Mit dem angefochtenen Beschluss (ON 13) lehnte das Landesgericht Krems an der Donau als zuständiges Vollzugsgerichtohne A* gemäß § 152a StVG angehört zu haben (RISJustiz RS0131225) die bedingte Entlassung nach Verbüßung der Halbstrafe in Übereinstimmung mit den jeweils aufgrund seines Vorlebens und der getrübten Führung ablehnenden Stellungnahmen der Staatsanwaltschaft Krems an der Donau (ON 1.2) und der Leiterin der Justizanstalt ** (ON 6, 2) aus spezialpräventiven Erwägungen ab.
Rechtliche Beurteilung
Dagegen richtet sich die unmittelbar nach Zustellung des bekämpften Beschlusses erhobene (ON 14), unausgeführt gebliebene Beschwerde des Strafgefangenen, der keine Berechtigung zukommt.
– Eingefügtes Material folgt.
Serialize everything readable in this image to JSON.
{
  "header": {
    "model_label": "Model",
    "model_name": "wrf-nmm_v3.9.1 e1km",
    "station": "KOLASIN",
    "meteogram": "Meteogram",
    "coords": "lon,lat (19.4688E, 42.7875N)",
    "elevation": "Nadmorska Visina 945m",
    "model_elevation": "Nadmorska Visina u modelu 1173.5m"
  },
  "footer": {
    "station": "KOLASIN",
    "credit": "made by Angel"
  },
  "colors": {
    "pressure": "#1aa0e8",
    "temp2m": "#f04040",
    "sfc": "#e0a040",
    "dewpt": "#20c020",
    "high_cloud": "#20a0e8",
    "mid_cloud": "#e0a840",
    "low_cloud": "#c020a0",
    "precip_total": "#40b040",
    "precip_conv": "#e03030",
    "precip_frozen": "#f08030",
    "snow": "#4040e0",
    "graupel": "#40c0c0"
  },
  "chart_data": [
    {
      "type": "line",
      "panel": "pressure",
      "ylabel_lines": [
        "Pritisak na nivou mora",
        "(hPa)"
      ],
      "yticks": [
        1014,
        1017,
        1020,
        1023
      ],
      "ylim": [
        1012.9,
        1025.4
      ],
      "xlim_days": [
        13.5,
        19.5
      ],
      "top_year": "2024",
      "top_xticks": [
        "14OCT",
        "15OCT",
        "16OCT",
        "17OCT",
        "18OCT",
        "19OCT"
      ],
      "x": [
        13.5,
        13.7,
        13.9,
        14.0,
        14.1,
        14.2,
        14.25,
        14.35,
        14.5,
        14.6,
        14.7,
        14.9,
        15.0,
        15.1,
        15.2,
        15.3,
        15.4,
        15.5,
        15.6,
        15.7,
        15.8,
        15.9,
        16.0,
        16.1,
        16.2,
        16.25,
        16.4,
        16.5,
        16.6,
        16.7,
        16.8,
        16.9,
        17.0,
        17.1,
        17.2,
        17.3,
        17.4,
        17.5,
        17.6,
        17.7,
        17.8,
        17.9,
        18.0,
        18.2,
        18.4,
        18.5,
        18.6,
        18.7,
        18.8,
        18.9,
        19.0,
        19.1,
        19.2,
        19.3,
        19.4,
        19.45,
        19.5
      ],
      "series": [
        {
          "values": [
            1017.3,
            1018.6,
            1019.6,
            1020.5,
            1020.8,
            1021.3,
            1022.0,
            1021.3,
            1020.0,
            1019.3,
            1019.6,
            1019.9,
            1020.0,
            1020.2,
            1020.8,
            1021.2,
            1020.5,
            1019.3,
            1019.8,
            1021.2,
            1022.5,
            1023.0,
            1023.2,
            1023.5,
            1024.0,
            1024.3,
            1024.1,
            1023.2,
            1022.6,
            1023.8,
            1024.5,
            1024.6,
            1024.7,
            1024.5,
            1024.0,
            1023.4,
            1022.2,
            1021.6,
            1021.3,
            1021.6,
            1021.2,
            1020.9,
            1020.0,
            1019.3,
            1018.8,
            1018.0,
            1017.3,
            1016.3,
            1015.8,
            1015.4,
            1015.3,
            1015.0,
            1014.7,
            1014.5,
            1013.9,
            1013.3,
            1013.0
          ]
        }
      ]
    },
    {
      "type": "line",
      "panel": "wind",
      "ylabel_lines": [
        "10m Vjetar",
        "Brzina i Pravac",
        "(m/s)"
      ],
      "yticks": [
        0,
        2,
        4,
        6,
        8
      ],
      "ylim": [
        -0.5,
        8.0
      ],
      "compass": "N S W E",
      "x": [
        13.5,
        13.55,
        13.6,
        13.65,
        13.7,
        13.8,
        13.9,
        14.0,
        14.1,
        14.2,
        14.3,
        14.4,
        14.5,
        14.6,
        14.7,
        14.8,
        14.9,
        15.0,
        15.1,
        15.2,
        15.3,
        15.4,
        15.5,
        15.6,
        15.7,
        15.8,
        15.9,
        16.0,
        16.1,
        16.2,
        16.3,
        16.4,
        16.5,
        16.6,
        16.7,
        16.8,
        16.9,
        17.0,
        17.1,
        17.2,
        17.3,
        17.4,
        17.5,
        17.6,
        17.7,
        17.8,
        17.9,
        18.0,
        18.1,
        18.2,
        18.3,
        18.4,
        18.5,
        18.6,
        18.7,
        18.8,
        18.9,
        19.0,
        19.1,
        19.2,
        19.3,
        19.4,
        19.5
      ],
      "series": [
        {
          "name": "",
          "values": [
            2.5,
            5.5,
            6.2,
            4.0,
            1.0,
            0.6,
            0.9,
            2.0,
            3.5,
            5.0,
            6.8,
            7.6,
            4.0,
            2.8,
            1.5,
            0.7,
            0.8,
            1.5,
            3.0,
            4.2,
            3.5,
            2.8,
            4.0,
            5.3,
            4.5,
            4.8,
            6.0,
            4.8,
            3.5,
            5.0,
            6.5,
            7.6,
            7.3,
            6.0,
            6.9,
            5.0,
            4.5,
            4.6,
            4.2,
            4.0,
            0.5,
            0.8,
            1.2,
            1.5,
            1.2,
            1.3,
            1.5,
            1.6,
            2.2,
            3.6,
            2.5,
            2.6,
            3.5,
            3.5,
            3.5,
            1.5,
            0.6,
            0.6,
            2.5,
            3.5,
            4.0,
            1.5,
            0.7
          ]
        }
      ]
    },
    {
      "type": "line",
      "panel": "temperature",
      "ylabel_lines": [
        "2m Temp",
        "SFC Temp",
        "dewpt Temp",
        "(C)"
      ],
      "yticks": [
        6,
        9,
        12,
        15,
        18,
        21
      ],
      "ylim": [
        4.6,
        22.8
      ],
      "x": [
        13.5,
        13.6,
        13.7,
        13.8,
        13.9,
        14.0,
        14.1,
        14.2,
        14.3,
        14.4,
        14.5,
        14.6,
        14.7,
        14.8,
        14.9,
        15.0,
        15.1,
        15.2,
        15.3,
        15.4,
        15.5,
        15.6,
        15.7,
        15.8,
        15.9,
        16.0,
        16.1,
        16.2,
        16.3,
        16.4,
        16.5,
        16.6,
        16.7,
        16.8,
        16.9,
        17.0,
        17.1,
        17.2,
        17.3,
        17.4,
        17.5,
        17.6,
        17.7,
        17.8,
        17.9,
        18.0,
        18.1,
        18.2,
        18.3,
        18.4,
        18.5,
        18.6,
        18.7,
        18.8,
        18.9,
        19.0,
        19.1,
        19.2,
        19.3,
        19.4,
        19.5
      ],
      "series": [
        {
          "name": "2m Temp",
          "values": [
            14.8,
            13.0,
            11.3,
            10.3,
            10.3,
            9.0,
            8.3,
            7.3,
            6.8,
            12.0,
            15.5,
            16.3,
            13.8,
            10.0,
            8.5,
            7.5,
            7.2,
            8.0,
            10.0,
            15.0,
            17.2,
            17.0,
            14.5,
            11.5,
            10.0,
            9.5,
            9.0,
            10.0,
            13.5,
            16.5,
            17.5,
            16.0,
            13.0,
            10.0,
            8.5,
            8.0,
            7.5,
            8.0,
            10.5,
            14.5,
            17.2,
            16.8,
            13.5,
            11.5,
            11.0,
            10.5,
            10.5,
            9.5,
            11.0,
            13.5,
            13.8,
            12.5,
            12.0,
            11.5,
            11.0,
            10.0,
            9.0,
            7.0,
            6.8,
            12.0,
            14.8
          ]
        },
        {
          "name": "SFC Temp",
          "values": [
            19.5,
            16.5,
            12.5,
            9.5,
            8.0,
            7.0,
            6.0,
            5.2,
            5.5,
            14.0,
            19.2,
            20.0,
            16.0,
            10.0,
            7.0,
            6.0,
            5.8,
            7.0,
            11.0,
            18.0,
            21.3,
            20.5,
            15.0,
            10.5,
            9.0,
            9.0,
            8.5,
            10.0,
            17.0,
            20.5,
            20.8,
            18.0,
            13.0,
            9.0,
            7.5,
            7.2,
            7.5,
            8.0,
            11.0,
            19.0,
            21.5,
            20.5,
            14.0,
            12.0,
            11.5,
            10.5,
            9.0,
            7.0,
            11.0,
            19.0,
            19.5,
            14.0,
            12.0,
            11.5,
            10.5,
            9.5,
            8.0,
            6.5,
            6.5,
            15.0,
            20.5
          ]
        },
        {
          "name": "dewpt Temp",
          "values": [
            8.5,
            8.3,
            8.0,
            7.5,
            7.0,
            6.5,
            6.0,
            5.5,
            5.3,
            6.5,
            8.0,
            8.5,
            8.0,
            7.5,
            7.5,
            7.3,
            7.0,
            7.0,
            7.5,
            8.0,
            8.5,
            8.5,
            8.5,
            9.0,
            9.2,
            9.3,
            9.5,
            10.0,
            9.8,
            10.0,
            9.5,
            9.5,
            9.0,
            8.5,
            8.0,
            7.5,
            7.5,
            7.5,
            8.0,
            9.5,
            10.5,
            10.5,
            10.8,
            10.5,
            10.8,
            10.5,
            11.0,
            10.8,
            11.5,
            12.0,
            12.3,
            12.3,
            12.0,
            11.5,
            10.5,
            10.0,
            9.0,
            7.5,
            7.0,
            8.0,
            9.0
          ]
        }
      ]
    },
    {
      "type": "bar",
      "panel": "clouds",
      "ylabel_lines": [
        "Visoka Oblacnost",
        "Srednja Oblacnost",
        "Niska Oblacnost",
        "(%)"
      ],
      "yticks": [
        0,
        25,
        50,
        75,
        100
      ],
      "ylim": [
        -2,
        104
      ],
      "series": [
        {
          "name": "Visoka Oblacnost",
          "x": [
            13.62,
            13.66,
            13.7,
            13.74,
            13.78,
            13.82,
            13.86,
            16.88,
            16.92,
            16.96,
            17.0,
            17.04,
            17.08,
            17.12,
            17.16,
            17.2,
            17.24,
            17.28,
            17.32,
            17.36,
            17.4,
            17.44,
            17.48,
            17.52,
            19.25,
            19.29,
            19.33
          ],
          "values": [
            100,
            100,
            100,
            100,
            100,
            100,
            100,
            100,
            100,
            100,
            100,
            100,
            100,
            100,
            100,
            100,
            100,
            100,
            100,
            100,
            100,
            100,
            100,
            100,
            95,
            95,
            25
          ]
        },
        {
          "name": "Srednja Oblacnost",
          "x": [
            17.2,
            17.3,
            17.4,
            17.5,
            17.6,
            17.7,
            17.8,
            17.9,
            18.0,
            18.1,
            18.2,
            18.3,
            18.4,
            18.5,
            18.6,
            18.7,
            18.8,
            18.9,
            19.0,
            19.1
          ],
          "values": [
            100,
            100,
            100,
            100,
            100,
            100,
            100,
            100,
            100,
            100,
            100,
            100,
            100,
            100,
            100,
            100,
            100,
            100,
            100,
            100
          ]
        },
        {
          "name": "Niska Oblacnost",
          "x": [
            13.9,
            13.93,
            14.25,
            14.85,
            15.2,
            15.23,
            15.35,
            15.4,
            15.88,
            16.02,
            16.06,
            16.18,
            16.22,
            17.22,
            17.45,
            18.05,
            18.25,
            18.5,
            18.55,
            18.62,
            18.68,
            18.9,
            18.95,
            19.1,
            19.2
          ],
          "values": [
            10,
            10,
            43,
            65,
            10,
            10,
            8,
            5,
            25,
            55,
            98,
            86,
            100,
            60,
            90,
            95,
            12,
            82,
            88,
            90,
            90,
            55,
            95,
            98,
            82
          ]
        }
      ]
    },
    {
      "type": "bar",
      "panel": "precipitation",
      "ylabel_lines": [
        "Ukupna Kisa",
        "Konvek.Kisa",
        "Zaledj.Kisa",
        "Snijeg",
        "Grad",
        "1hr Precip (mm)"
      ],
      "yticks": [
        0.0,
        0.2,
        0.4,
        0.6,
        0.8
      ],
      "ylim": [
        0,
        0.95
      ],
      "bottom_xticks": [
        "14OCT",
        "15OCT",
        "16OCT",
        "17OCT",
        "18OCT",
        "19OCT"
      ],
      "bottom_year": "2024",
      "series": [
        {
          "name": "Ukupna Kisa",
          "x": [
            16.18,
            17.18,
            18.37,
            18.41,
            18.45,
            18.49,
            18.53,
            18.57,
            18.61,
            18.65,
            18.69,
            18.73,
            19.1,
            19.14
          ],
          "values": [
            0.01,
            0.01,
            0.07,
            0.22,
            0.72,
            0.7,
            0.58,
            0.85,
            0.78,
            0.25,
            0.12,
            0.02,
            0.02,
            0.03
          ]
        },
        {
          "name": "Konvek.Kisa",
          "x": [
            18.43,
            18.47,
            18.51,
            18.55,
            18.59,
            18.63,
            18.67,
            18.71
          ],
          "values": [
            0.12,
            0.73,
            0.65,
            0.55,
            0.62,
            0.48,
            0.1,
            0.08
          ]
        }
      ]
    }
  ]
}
Vorauszuschicken ist, dass gemäß § 46 Abs 1 StGB iVm § 19 Abs 2 JGG einem wegen als junger Erwachsener begangenen Straftat Verurteilten der Rest der Strafe unter Bestimmung einer Probezeit bedingt nachzusehen ist, wenn er die Hälfte der über ihn verhängten Freiheitsstrafe, mindestens jedoch einen Monat, verbüßt hat, sobald unter Berücksichtigung der Wirkung von Maßnahmen nach §§ 50 bis 52 StGB anzunehmen ist, dass er durch die bedingte Entlassung nicht weniger als durch die weitere Verbüßung der Strafe von der Begehung strafbarer Handlungen abgehalten wird. Diese Prognose künftigen Verhaltens erfordert eine Gesamtwürdigung aller dafür maßgeblichen Umstände, insbesondere der Art der Tat, des privaten Umfelds des Verurteilten, seines Vorlebens und seiner Aussichten auf ein redliches Fortkommen in Freiheit. Besonderes Augenmerk ist auch darauf zu legen, inwieweit sich die Verhältnisse seit der Tat durch Einwirkung des Vollzugs positiv geändert haben bzw ob negative Faktoren durch Maßnahmen nach §§ 50 bis 52 StGB ausgeglichen werden können ( Jerabek/Ropper,WK² StGB § 46 Rz 15/1). Ist die Annahme berechtigt, dass der Verurteilte durch die bedingte Entlassung – allenfalls unter Wirkung der Maßnahmen nach §§ 50 bis 52 StGB – nicht weniger als durch die weitere Verbüßung der Strafe von der Begehung strafbarer Handlungen abgehalten wird und dieser somit zumindest gleiche Wirksamkeit zugebilligt werden kann, ist im Regelfall der Rest der Strafe bedingt nachzusehen.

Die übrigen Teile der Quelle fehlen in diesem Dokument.